What I first noticed was that this movie is every bit as goofy and zany as Bad Taste but with a slightly higher budget. Everything is done with practical effects and the gore starts flowing within minutes of the beginning. In keeping with the same wacky atmosphere as his previous movies, the camera lurches from dramatic angle to dramatic angle like an episode of 1960s Batman. Still, I feel like all of this services the movie really well as it heightens the comedy as it shifts to horror. Everything keeps high energy and almost never stops building toward a conclusion. As I said, the blood definitely flows and the aforementioned contagion and rot definitely rears its head. Those effects are so gross but again, good for the movie. There is a reason that this movie holds the record for most fake blood used in a movie. I also love the stop motion animation. Stop motion has a lot of potential for being absolutely terrifying (see The Ghoulies, The Gate, Evil Dead, and Puppet Master).

The acting is over the top but also fantastic. Timothy Balme is perfect as the nerdy, put upon guy who is thrust into a horrible situation.  He feels like Charlie Chaplin stuck in a horror movie.
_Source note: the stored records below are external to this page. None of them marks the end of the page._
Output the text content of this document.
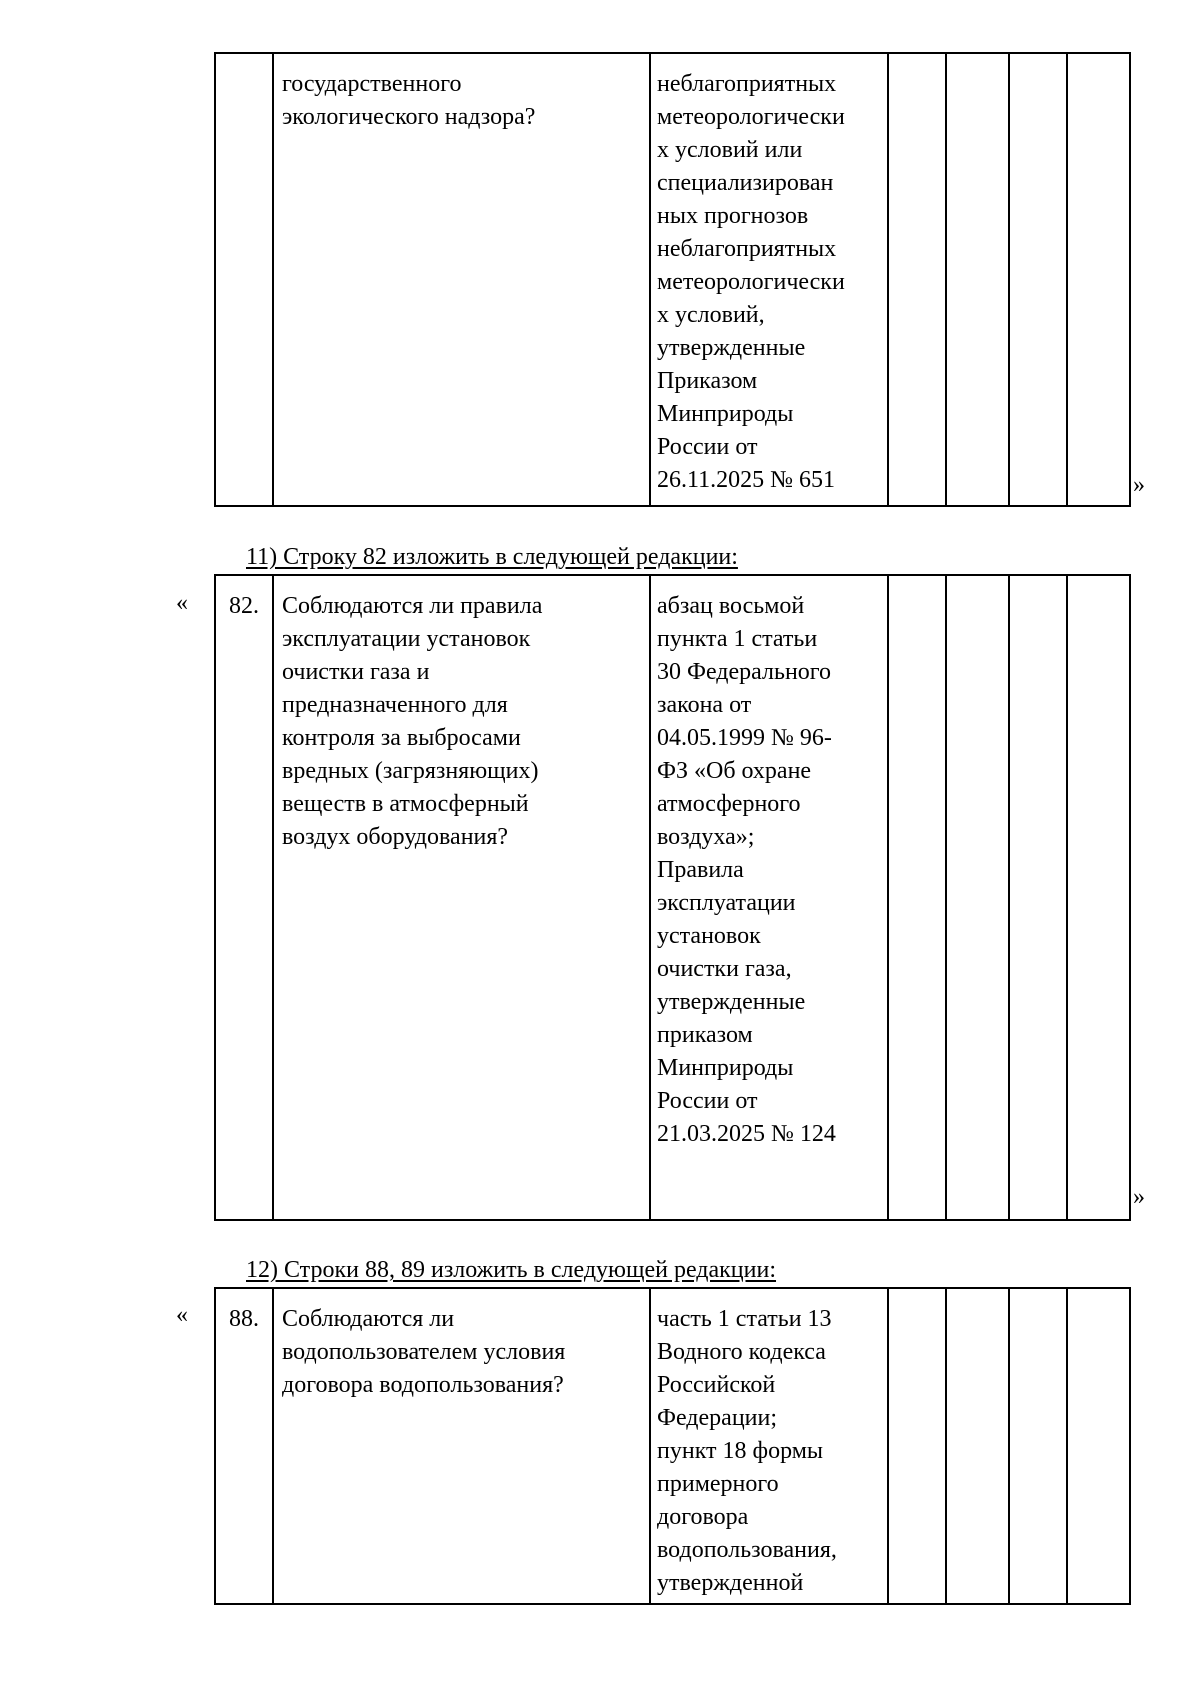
	государственного
экологического надзора?	неблагоприятных
метеорологически
х условий или
специализирован
ных прогнозов
неблагоприятных
метеорологически
х условий,
утвержденные
Приказом
Минприроды
России от
26.11.2025 № 651					»
11) Строку 82 изложить в следующей редакции:
« 82.	Соблюдаются ли правила
эксплуатации установок
очистки газа и
предназначенного для
контроля за выбросами
вредных (загрязняющих)
веществ в атмосферный
воздух оборудования?	абзац восьмой
пункта 1 статьи
30 Федерального
закона от
04.05.1999 № 96-
ФЗ «Об охране
атмосферного
воздуха»;
Правила
эксплуатации
установок
очистки газа,
утвержденные
приказом
Минприроды
России от
21.03.2025 № 124				
»
12) Строки 88, 89 изложить в следующей редакции:
« 88.	Соблюдаются ли
водопользователем условия
договора водопользования?	часть 1 статьи 13
Водного кодекса
Российской
Федерации;
пункт 18 формы
примерного
договора
водопользования,
утвержденной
Diana Peñalver is great as the sunny and naive Hispanic immigrant who falls in love with Balme for better or worse. Elizabeth Moody plays Balme’s horrible mother who is horrible to be with even before everything goes to Hell. The rest of the movie is populated by plenty of zany character actors who get into a lot of terrifying but comically violent situations. It is once again set in New Zealand with a mostly New Zealand cast. A lot of the acting is purposefully exaggerated as it was in Bad Taste. It is like watching a horror movie made by the Three Stooges and The Marx Brothers in the best way. Almost everybody mugs for the camera and makes sure every word is over annunciated. Over the top was the only way to do this movie and it really works for me.

Overall, I really loved this movie. It made me cringe and wince over and over but its outrageousness kept me wondering what would happen next. It is full of plenty of surprises but all of the surprises are definitely earned instead of just for cheap scares. While the movie is still pretty rough, it shows clearly how good Peter Jackson is at putting a movie together. Everything works together in service of the movie and nothing clashes. Everything works toward wacky, bloody horror and nothing pauses the action unnecessarily. I definitely recommend it for people with strong stomachs.